Michael Ignatieff, the rookie, bounds onto the stage, shirtsleeves rolled up, grabs a wireless mike and proceeds to give an unscripted barn-burner that had this writer shaking his head in admiration.
And yet none of it gets past the room.
Despite his inspiring message, his passionate delivery, his casual mastery of the art of the stump speech - a form he knew little about not that long ago - Michael Ignatieff can't make his message heard to save his life. Or maybe he can, but people aren't buying.
Or maybe the campaign rally - designed to encourage the party faithful to greater effort while delivering a political party's core message to voters via broadcast and print - is losing its relevance in an age of attack ads and social media. If so, Mr. Ignatieff may be remembered as a skilled practitioner of a dying art.
Saturday's afternoon rally in Prince Edward Island introduced a new element to the Ignatieff stump speech: frank criticism of the NDP. With only one week of campaigning left, the third national party is showing alarming signs of becoming the second one.

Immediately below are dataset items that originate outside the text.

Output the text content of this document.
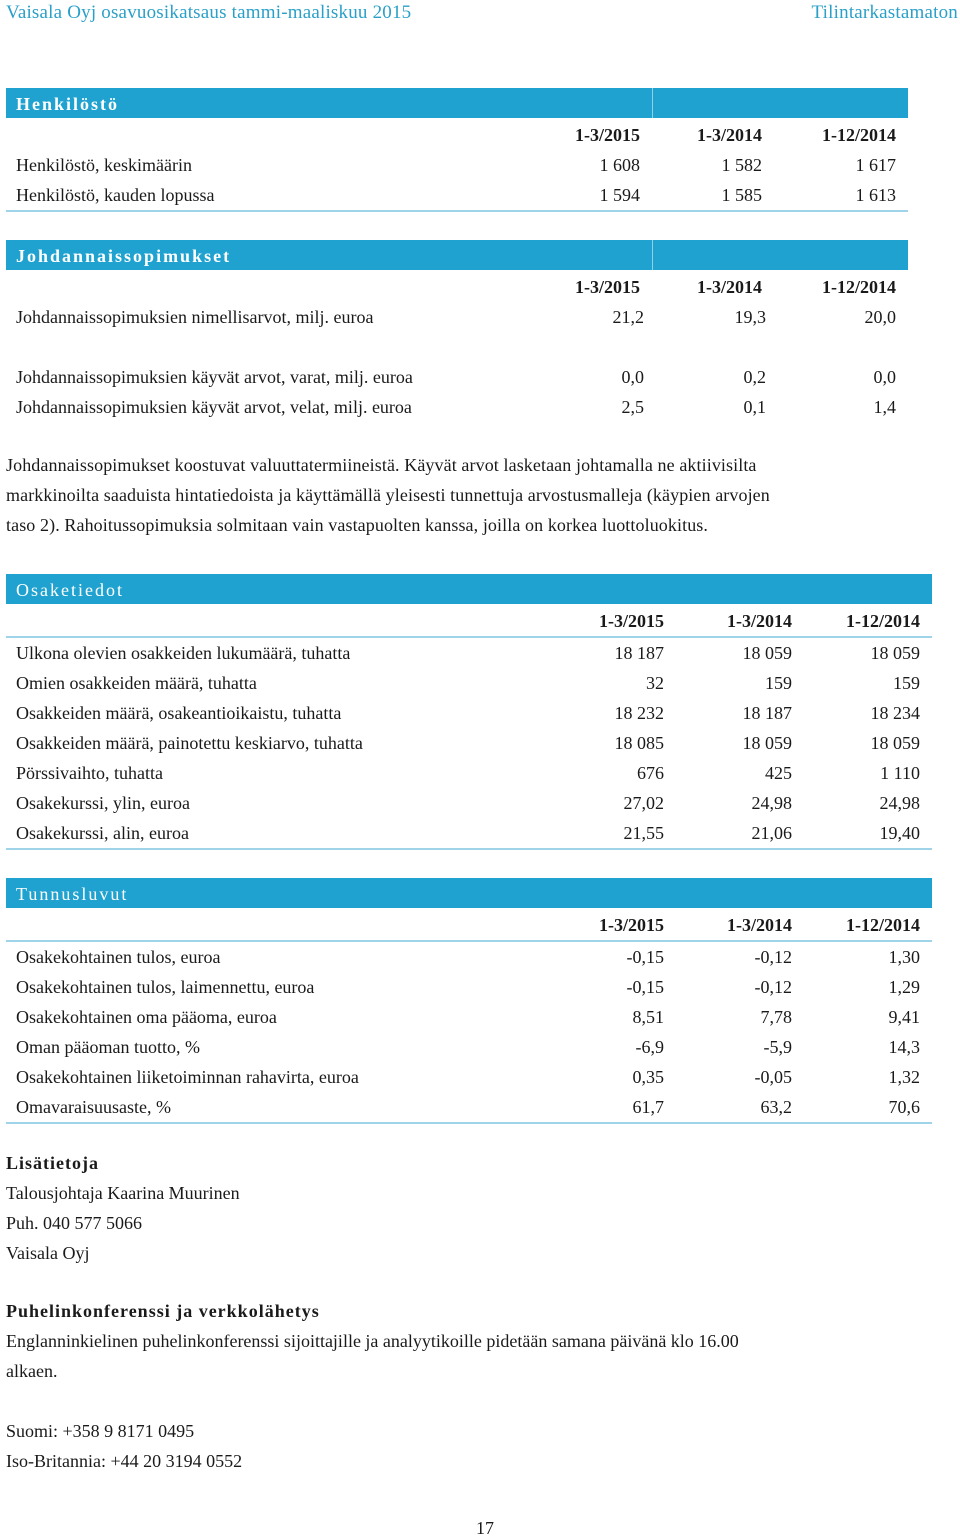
Vaisala Oyj osavuosikatsaus tammi-maaliskuu 2015	Tilintarkastamaton
Henkilöstö
1-3/2015	1-3/2014	1-12/2014
Henkilöstö, keskimäärin	1 608	1 582	1 617
Henkilöstö, kauden lopussa	1 594	1 585	1 613
Johdannaissopimukset
1-3/2015	1-3/2014	1-12/2014
Johdannaissopimuksien nimellisarvot, milj. euroa	21,2	19,3	20,0
Johdannaissopimuksien käyvät arvot, varat, milj. euroa	0,0	0,2	0,0
Johdannaissopimuksien käyvät arvot, velat, milj. euroa	2,5	0,1	1,4
Johdannaissopimukset koostuvat valuuttatermiineistä. Käyvät arvot lasketaan johtamalla ne aktiivisilta
markkinoilta saaduista hintatiedoista ja käyttämällä yleisesti tunnettuja arvostusmalleja (käypien arvojen
taso 2). Rahoitussopimuksia solmitaan vain vastapuolten kanssa, joilla on korkea luottoluokitus.
Osaketiedot
1-3/2015	1-3/2014	1-12/2014
Ulkona olevien osakkeiden lukumäärä, tuhatta	18 187	18 059	18 059
Omien osakkeiden määrä, tuhatta	32	159	159
Osakkeiden määrä, osakeantioikaistu, tuhatta	18 232	18 187	18 234
Osakkeiden määrä, painotettu keskiarvo, tuhatta	18 085	18 059	18 059
Pörssivaihto, tuhatta	676	425	1 110
Osakekurssi, ylin, euroa	27,02	24,98	24,98
Osakekurssi, alin, euroa	21,55	21,06	19,40
Tunnusluvut
1-3/2015	1-3/2014	1-12/2014
Osakekohtainen tulos, euroa	-0,15	-0,12	1,30
Osakekohtainen tulos, laimennettu, euroa	-0,15	-0,12	1,29
Osakekohtainen oma pääoma, euroa	8,51	7,78	9,41
Oman pääoman tuotto, %	-6,9	-5,9	14,3
Osakekohtainen liiketoiminnan rahavirta, euroa	0,35	-0,05	1,32
Omavaraisuusaste, %	61,7	63,2	70,6
Lisätietoja
Talousjohtaja Kaarina Muurinen
Puh. 040 577 5066
Vaisala Oyj
Puhelinkonferenssi ja verkkolähetys
Englanninkielinen puhelinkonferenssi sijoittajille ja analyytikoille pidetään samana päivänä klo 16.00
alkaen.
Suomi: +358 9 8171 0495
Iso-Britannia: +44 20 3194 0552
17
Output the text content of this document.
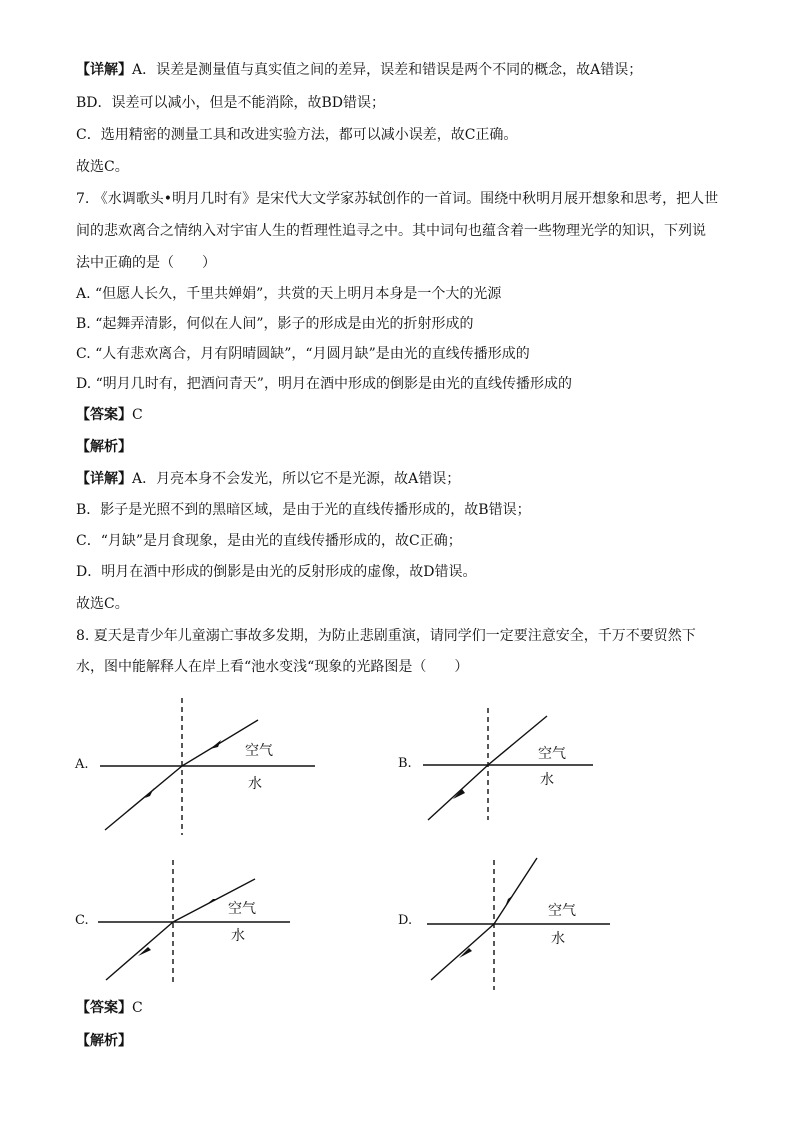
【详解】A．误差是测量值与真实值之间的差异，误差和错误是两个不同的概念，故A错误；
BD．误差可以减小，但是不能消除，故BD错误；
C．选用精密的测量工具和改进实验方法，都可以减小误差，故C正确。
故选C。
7. 《水调歌头•明月几时有》是宋代大文学家苏轼创作的一首词。围绕中秋明月展开想象和思考，把人世
间的悲欢离合之情纳入对宇宙人生的哲理性追寻之中。其中词句也蕴含着一些物理光学的知识，下列说
法中正确的是（　　）
A. “但愿人长久，千里共婵娟”，共赏的天上明月本身是一个大的光源
B. “起舞弄清影，何似在人间”，影子的形成是由光的折射形成的
C. “人有悲欢离合，月有阴晴圆缺”，“月圆月缺”是由光的直线传播形成的
D. “明月几时有，把酒问青天”，明月在酒中形成的倒影是由光的直线传播形成的
【答案】C
【解析】
【详解】A．月亮本身不会发光，所以它不是光源，故A错误；
B．影子是光照不到的黑暗区域，是由于光的直线传播形成的，故B错误；
C．“月缺”是月食现象，是由光的直线传播形成的，故C正确；
D．明月在酒中形成的倒影是由光的反射形成的虚像，故D错误。
故选C。
8. 夏天是青少年儿童溺亡事故多发期，为防止悲剧重演，请同学们一定要注意安全，千万不要贸然下
水，图中能解释人在岸上看“池水变浅“现象的光路图是（　　）
A.
空气
水
B.
空气
水
C.
空气
水
D.
空气
水
【答案】C
【解析】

Mr. Ignatieff pleaded with voters to reconsider.
"We've got to the exciting part of this election, the part where we have to choose," he told about 300 enthused supporters who gathered in the only Prince Edward Island riding, Egmont, that went Conservative in 2008. "This is no time for amateur hour, here," he pleaded "...The NDP has had a free ride...It's a nice little taxi to get on for a while, but you'd better take a look at how high that meter's running..."
"Don't go there, folks. This is not wise."
Then it's back to laying into the Conservatives - deriding Mr. Harper's claims that anything less than a Conservative majority will lead to a coalition of the other parties - "Don't treat the Canadian people like fools. You gotta persuade them, you can't bully them" - raging against "fat cat" corporate tax cuts, and promoting the Liberal agenda of help for home care, college tuition, pensions - "the middle class Canadian family. That is our priority."
He concludes by explaining the path he walked toward understanding what it means to be prime minister.
"We went to Stanley Bridge wharf, and we went out with a fisherman, and we went out to that breakwater...it's just falling apart, the harbour's silting up. And you begin to see what you have a government for...I want to be the prime minister for that fisherman. I want to get that wharf fixed."
That may be the great strength and weakness of Mr. Ignatieff's message. Its simple eloquence also conveys both self-absorption and a basic lack of political acumen.
He had to get out with a fisherman and look at a breakwater before he understood what prime ministers do?
He remains buoyant. The voters are stirring, he tells the crowd. Even this late, they're ready to move.
"Slowly but surely the country is rising up," he invokes. "Slowly but surely the country knows what it wants to do. It wants to change this government."
He will keep saying it, extraordinarily well, even if into the void.